To make available the MapR native libraries, copy the folder where the mapr native libraries are located into <datameer home folder>/lib.

# cp -r /opt/mapr/hadoop/hadoop-2.7.0/lib/native ./lib

After this, restart Datameer:

# sudo -u datameer bin/conductor.sh restart
Found JAVA=/usr/java/jdk1.7.0_79/jre/bin/java in JAVA_HOME=/usr/java/jdk1.7.0_79
Java 7 found
DeployMode: live
DAS Options: 
Java native libraries: /usr/local/Datameer-5.11.13-mapr-5.0.0-mr2/lib/native
Note: The variable DAS_PORT overrides the port 8080 defined by jetty.port in start.ini
Starting jetty using port 8443
Stopping Jetty: OK
Starting Jetty: STARTED Jetty Mon May  2 10:26:41 CEST 2016 under PID 5595

In this example, the Datameer virtual machine found the native libraries.
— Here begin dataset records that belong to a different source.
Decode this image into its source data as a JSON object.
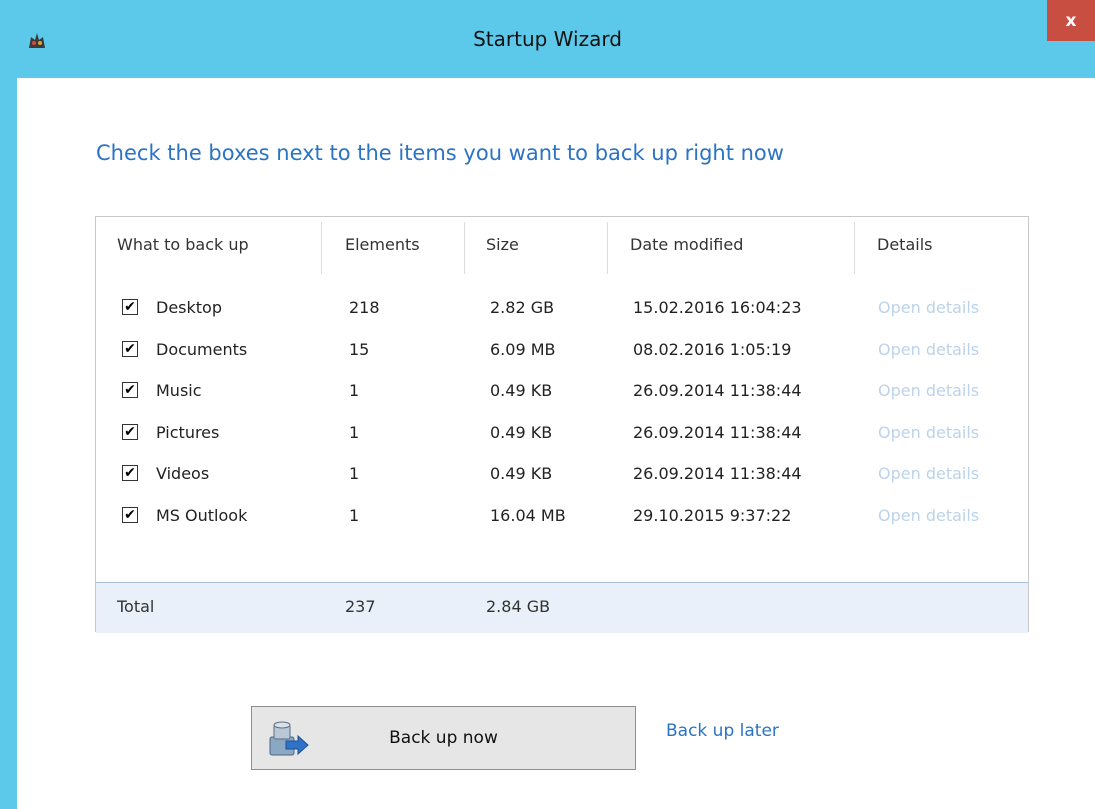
{
  "window": {
    "title": "Startup Wizard",
    "close_label": "x"
  },
  "heading": "Check the boxes next to the items you want to back up right now",
  "table": {
    "columns": [
      "What to back up",
      "Elements",
      "Size",
      "Date modified",
      "Details"
    ],
    "rows": [
      {
        "checked": true,
        "name": "Desktop",
        "elements": "218",
        "size": "2.82 GB",
        "date": "15.02.2016 16:04:23",
        "details": "Open details"
      },
      {
        "checked": true,
        "name": "Documents",
        "elements": "15",
        "size": "6.09 MB",
        "date": "08.02.2016 1:05:19",
        "details": "Open details"
      },
      {
        "checked": true,
        "name": "Music",
        "elements": "1",
        "size": "0.49 KB",
        "date": "26.09.2014 11:38:44",
        "details": "Open details"
      },
      {
        "checked": true,
        "name": "Pictures",
        "elements": "1",
        "size": "0.49 KB",
        "date": "26.09.2014 11:38:44",
        "details": "Open details"
      },
      {
        "checked": true,
        "name": "Videos",
        "elements": "1",
        "size": "0.49 KB",
        "date": "26.09.2014 11:38:44",
        "details": "Open details"
      },
      {
        "checked": true,
        "name": "MS Outlook",
        "elements": "1",
        "size": "16.04 MB",
        "date": "29.10.2015 9:37:22",
        "details": "Open details"
      }
    ],
    "total": {
      "label": "Total",
      "elements": "237",
      "size": "2.84 GB"
    }
  },
  "buttons": {
    "backup_now": "Back up now",
    "backup_later": "Back up later"
  },
  "colors": {
    "titlebar": "#5dc9ea",
    "accent": "#2a73c5",
    "close": "#c74e40",
    "disabled_link": "#bcd3ea"
  },
  "icons": {
    "app": "app-logo-icon",
    "backup": "backup-drive-icon",
    "checkbox_mark": "✔"
  }
}
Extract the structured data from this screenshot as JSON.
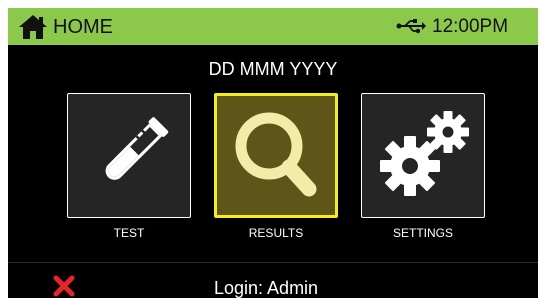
{
  "header": {
    "title": "HOME",
    "time": "12:00PM",
    "home_icon": "home-icon",
    "usb_icon": "usb-icon",
    "background": "#8cc94b"
  },
  "date": "DD MMM YYYY",
  "tiles": [
    {
      "label": "TEST",
      "icon": "test-tube-icon",
      "selected": false
    },
    {
      "label": "RESULTS",
      "icon": "magnifier-icon",
      "selected": true
    },
    {
      "label": "SETTINGS",
      "icon": "gears-icon",
      "selected": false
    }
  ],
  "footer": {
    "login_text": "Login: Admin",
    "close_icon": "close-icon",
    "close_color": "#e8232a"
  },
  "colors": {
    "selected_border": "#f5ee1c",
    "selected_fill": "#5e5618",
    "magnifier": "#f3eca8"
  }
}
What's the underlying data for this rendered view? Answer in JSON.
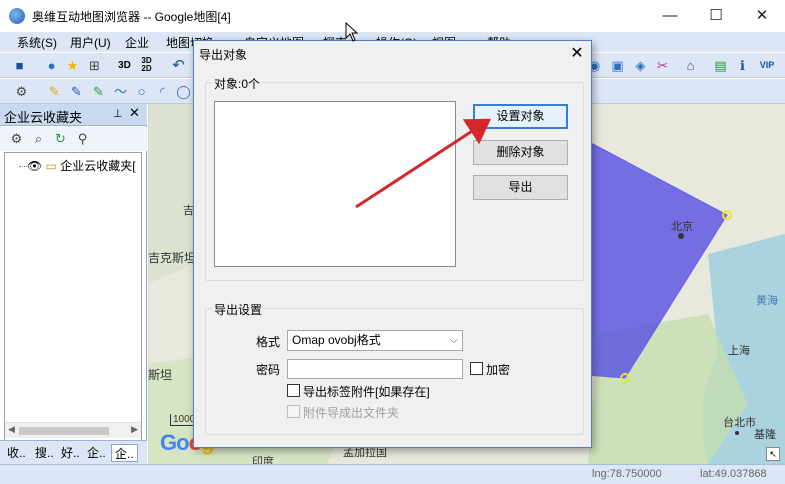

Executing a small job now works correctly.

Native Libraries with MapR

The native libs for MapR Hadoop distribution change frequently within minor version, so Datameer packages built for MapR Hadoop distributions doesn't include native libs.

Other distributions like Cloudera or HDP have a native folder within the <datameer home folder>/lib, so with these other distributions it isn't required to add the native libraries (in most cases) to get the compression working properly.